Supreme Court nominations were not immune from such considerations. In a three-page May 11, 1994, memo, Blair recounted her phone conversation with President Clinton about reservations he had about his preferred nominee to the high Court, the late Arkansas Judge Richard Arnold.
Noting Clinton allies had “really been trying to keep the women’s groups in line since Paula Jones filing,” Bill Clinton, according to Blair’s account, was concerned feminist groups “might blow sky high” if he appointed Arnold to the Supreme Court. Arnold had ruled that the Jaycees club could bar women from full membership—a decision later overturned by the highest court in the land.
“Stuff is in the [divorce] record—apparently includes other people—and no matter what Hatch says, this will come out, and will make it sound like the only friends [Bill] has in Arkansas are adulterers,” wrote Blair.
“[Hillary] listened to what I had to say re women; thought those grassroots groups didn’t count for much; it was the DC groups who would be doing damage, and obviously [Hillary] concerned about [the] ‘climate’ because of the sexual harassment charge.”

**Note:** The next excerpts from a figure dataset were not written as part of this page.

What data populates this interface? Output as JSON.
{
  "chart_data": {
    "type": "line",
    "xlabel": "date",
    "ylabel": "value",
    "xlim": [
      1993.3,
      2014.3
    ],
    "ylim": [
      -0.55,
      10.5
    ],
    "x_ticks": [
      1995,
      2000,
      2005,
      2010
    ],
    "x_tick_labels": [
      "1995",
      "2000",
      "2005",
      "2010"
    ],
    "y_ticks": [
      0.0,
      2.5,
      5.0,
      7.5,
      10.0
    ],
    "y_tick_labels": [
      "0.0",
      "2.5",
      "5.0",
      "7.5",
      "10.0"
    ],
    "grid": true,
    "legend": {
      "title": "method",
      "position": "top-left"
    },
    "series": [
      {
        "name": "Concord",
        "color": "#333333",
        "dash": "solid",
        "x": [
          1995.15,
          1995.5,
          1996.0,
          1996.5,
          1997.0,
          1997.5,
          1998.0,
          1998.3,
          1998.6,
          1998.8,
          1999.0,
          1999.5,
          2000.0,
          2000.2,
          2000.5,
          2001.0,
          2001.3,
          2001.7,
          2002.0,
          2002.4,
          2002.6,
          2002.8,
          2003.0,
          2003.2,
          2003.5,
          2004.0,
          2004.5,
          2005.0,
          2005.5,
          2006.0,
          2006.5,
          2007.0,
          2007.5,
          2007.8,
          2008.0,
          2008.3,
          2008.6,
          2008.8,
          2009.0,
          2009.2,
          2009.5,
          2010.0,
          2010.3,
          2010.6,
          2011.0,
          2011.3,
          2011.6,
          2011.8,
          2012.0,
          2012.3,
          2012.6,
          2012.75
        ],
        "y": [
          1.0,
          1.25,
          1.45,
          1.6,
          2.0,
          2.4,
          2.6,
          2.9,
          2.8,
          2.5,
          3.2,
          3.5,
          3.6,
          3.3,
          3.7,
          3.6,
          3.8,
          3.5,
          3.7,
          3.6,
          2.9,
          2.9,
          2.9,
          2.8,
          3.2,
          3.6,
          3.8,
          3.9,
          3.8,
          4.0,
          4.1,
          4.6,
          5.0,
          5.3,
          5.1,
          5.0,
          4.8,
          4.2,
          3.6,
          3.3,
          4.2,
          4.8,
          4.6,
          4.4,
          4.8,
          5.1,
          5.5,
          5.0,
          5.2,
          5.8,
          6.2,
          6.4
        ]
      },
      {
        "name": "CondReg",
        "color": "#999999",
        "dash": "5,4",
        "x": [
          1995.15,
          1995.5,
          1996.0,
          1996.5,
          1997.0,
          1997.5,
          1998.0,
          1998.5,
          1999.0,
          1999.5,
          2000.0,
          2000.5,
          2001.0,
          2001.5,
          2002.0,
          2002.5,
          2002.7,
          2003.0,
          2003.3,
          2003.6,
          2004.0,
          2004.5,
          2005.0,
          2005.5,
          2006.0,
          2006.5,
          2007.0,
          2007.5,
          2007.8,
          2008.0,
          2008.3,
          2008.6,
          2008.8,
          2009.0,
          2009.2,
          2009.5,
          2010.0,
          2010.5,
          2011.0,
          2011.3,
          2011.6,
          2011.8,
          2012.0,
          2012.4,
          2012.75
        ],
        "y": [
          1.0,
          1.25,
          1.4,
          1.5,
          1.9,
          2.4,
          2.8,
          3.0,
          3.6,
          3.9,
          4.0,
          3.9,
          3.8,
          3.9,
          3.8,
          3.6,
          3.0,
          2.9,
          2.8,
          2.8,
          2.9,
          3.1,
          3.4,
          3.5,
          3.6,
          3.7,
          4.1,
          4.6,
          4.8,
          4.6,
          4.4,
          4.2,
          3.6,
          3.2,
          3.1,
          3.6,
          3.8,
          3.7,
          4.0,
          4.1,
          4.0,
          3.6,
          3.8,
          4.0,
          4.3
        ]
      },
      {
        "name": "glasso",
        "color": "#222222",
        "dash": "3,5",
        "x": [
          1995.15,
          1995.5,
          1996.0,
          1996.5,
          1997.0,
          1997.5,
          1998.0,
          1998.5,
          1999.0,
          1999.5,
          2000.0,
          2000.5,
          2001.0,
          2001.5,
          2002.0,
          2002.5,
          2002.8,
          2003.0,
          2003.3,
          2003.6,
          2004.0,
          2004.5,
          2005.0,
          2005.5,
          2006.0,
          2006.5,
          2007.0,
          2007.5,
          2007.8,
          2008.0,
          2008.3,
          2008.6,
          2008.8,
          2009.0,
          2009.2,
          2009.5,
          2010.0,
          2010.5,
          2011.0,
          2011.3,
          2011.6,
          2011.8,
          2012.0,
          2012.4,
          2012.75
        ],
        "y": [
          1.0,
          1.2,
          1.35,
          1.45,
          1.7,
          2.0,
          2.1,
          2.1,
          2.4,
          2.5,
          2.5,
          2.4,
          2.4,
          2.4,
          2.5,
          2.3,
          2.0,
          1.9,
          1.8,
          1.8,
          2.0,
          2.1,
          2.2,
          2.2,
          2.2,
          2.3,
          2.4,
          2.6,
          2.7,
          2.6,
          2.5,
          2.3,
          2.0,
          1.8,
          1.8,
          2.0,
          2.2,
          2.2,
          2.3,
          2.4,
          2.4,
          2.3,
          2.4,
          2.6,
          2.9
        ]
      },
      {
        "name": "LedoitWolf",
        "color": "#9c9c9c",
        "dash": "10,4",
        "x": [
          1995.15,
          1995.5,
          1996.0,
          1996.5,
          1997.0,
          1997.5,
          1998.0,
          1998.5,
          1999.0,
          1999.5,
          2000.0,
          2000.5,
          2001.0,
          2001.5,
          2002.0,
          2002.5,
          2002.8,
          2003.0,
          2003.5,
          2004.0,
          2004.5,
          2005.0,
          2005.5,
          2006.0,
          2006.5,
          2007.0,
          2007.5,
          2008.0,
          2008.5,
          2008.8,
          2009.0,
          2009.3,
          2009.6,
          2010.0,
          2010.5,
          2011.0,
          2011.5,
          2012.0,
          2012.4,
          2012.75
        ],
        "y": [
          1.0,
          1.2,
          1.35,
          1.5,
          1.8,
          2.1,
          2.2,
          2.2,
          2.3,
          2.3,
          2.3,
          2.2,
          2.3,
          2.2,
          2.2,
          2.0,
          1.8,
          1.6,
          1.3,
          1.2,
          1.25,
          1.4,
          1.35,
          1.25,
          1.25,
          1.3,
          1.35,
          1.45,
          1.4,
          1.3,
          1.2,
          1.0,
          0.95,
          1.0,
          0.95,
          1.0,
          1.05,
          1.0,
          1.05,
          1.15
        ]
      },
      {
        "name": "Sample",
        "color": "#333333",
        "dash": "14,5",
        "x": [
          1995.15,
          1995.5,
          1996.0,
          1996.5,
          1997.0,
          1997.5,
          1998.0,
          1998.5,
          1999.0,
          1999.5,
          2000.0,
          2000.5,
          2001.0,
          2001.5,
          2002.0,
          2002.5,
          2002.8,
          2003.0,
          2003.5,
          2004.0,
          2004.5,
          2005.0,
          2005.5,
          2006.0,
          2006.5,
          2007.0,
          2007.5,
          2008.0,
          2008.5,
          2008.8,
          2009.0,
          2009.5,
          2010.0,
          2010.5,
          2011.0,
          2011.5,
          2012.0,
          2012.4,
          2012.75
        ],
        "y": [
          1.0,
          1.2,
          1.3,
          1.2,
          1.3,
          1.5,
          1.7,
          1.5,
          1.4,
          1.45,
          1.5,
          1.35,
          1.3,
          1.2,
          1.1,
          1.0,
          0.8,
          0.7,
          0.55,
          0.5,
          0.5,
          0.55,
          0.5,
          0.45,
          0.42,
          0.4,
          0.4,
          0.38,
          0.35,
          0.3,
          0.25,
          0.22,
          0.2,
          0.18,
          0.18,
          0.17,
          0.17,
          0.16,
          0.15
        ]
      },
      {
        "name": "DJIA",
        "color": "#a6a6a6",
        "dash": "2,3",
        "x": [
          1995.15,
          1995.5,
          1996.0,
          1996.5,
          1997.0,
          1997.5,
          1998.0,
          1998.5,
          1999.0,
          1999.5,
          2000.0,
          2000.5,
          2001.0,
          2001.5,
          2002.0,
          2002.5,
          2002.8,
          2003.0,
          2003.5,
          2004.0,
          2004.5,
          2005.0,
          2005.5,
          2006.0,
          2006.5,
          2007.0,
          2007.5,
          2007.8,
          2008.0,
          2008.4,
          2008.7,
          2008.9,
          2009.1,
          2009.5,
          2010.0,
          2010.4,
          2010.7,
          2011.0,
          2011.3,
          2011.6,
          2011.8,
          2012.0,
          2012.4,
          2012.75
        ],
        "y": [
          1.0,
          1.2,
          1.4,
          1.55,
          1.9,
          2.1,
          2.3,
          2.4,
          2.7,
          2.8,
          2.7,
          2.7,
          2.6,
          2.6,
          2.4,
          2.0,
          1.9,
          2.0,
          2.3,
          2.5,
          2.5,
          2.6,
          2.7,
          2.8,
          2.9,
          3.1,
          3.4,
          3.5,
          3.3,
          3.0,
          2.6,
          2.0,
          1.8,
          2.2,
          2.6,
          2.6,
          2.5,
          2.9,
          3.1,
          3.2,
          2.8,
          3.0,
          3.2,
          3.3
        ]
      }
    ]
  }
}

The Clinton camp found itself dealing with Bill Clinton’s infidelity early on. In a confidential Feb. 16, 1992, memo entitled “Possible Investigation Needs,” Clinton campaign staff proposed ways to suppress and discredit stories about the then-Arkansas governor’s affairs.
One of the documents in the Blair archive is an unsigned note from Bill Clinton, handwritten on the personal letterhead he used in the mid-1970s. The addressee is unknown. A cover page reads: “Tomorrow is Thursday.”
The undated letter is written on the same personal letterhead that Clinton was using in 1976, prior to becoming attorney general of Arkansas. Hillary Rodham and Bill Clinton began dating in 1971 and were married on Oct. 11, 1975.